Professor Mor Armony Wins Junior Faculty Interest Group Best Paper Award
NYU Stern Assistant Professor of Operations Management Mor Armony received the 2006 Junior Faculty Interest Group (JFIG) best paper award this fall at the Institute for Operations Research and the Management Sciences’ (INFORMS) national meeting in Pittsburgh for her research paper entitled, “When Promotions Meet Operations: Cross-Selling and Its Effect on Call-Center Performance.” Professor Armony shares this honor with co-author Itay Gurvich, a PhD student at Columbia University.
Their research provides a framework by which both marketing decisions, such as customer segmentation and pricing, and operational decisions, such as staffing and dynamic cross-selling, at call centers may be considered together. The authors introduce the most favorable pricing, staffing, call sequencing and cross-selling policies according to various forms of customer/caller segmentation. “Cross-selling, in particular, is an increasingly prevalent practice in call centers,” explains Professor Armony. “This is largely because it allows firms to segment callers dynamically and customize product offerings accordingly.” The paper also characterizes how the degree and timing of customer/caller segmentation affect the aforementioned policies and, ultimately, the call center’s bottom line.
The researchers found that optimal staffing levels depend upon anticipated revenues from cross-selling and call/order processing times. They also discovered that the introduction of cross-selling improves the overall quality of service and that customer segmentation improves results. “If done correctly, cross-selling can help transform call centers from merely service centers to significant sources of revenue. Many firms realize this advantage, but if staffing decisions are not made properly, introducing cross-selling can actually hurt quality of service and profitability,” argues Professor Armony.
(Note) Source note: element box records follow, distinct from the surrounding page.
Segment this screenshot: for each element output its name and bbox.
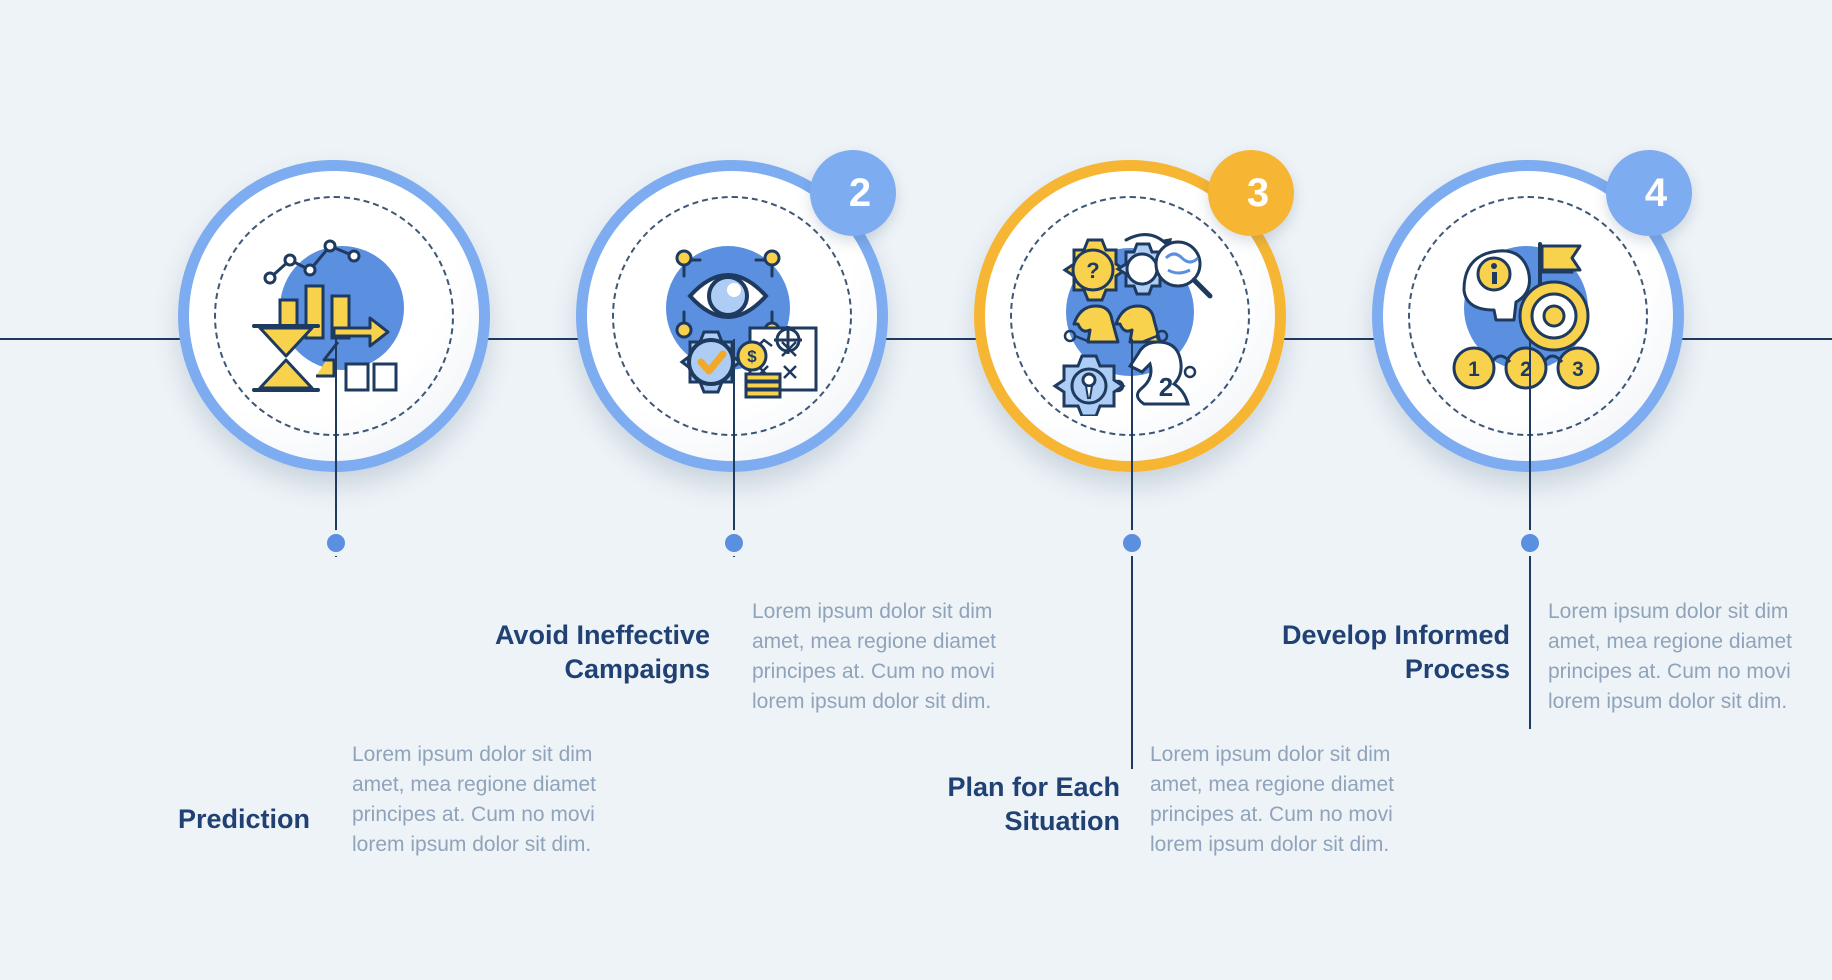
step-description-4: Lorem ipsum dolor sit dim amet, mea regi… — [1548, 597, 1816, 717]
timeline-dot-3[interactable] — [1119, 530, 1145, 556]
step-description-3: Lorem ipsum dolor sit dim amet, mea regi… — [1150, 740, 1418, 860]
timeline-dot-1[interactable] — [323, 530, 349, 556]
step-title-4: Develop Informed Process — [1200, 618, 1510, 686]
step-node-4[interactable]: 4 — [1372, 160, 1684, 472]
infographic-canvas: 1 — [0, 0, 1832, 980]
svg-text:$: $ — [747, 347, 757, 366]
svg-text:3: 3 — [1572, 358, 1584, 381]
step-node-3[interactable]: 3 ? — [974, 160, 1286, 472]
step-description-2: Lorem ipsum dolor sit dim amet, mea regi… — [752, 597, 1020, 717]
svg-text:2: 2 — [1159, 372, 1173, 402]
connector-line-1 — [335, 339, 337, 557]
timeline-dot-4[interactable] — [1517, 530, 1543, 556]
eye-gear-money-icon: $ — [632, 216, 832, 416]
step-title-3: Plan for Each Situation — [830, 770, 1120, 838]
step-node-2[interactable]: 2 — [576, 160, 888, 472]
timeline-dot-2[interactable] — [721, 530, 747, 556]
connector-line-2 — [733, 339, 735, 557]
step-node-1[interactable]: 1 — [178, 160, 490, 472]
svg-text:1: 1 — [1468, 358, 1480, 381]
chart-arrows-icon — [234, 216, 434, 416]
svg-text:?: ? — [1086, 258, 1099, 283]
strategy-chess-icon: ? — [1030, 216, 1230, 416]
step-description-1: Lorem ipsum dolor sit dim amet, mea regi… — [352, 740, 620, 860]
target-flag-steps-icon: 1 2 3 — [1428, 216, 1628, 416]
step-title-2: Avoid Ineffective Campaigns — [420, 618, 710, 686]
step-title-1: Prediction — [70, 802, 310, 836]
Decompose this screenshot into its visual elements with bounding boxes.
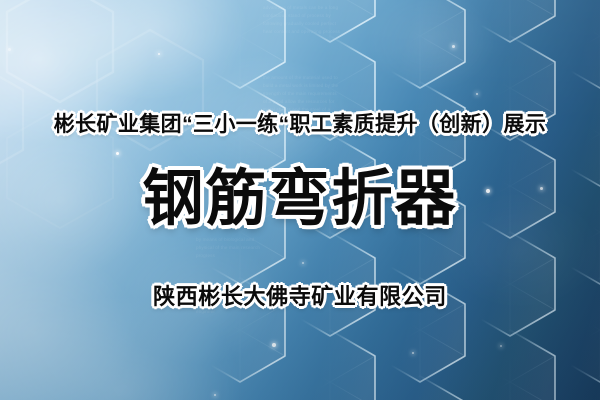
slide-company-name-text: 陕西彬长大佛寺矿业有限公司 <box>153 284 447 309</box>
slide-subtitle: 彬长矿业集团“三小一练“职工素质提升（创新）展示 <box>0 108 600 138</box>
slide-text-group: 彬长矿业集团“三小一练“职工素质提升（创新）展示 钢筋弯折器 陕西彬长大佛寺矿业… <box>0 0 600 400</box>
presentation-slide: advantage of metals can be a long contin… <box>0 0 600 400</box>
slide-subtitle-text: 彬长矿业集团“三小一练“职工素质提升（创新）展示 <box>54 113 547 136</box>
slide-main-title: 钢筋弯折器 <box>0 166 600 232</box>
slide-main-title-text: 钢筋弯折器 <box>142 164 457 232</box>
slide-company-name: 陕西彬长大佛寺矿业有限公司 <box>0 279 600 311</box>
The JFIG award was established by INFORMS, the largest organization in the world for operations research professionals, in 2001 to promote the career development of tenure track faculty working in operations research and management sciences. The goals of the paper competition are to encourage research among junior faculty and to increase the visibility of the research.
Gurvich was also awarded the INFORMS Manufacturing and Service Operations Management student paper award for a follow-up paper entitled, “Cross-Selling in a Call Center with a Heterogeneous Customer Population,” again co-authored by Professor Armony along with Constantinos Maglaras, Philip H. Geier Jr. Associate Professor of Business at Columbia Business School.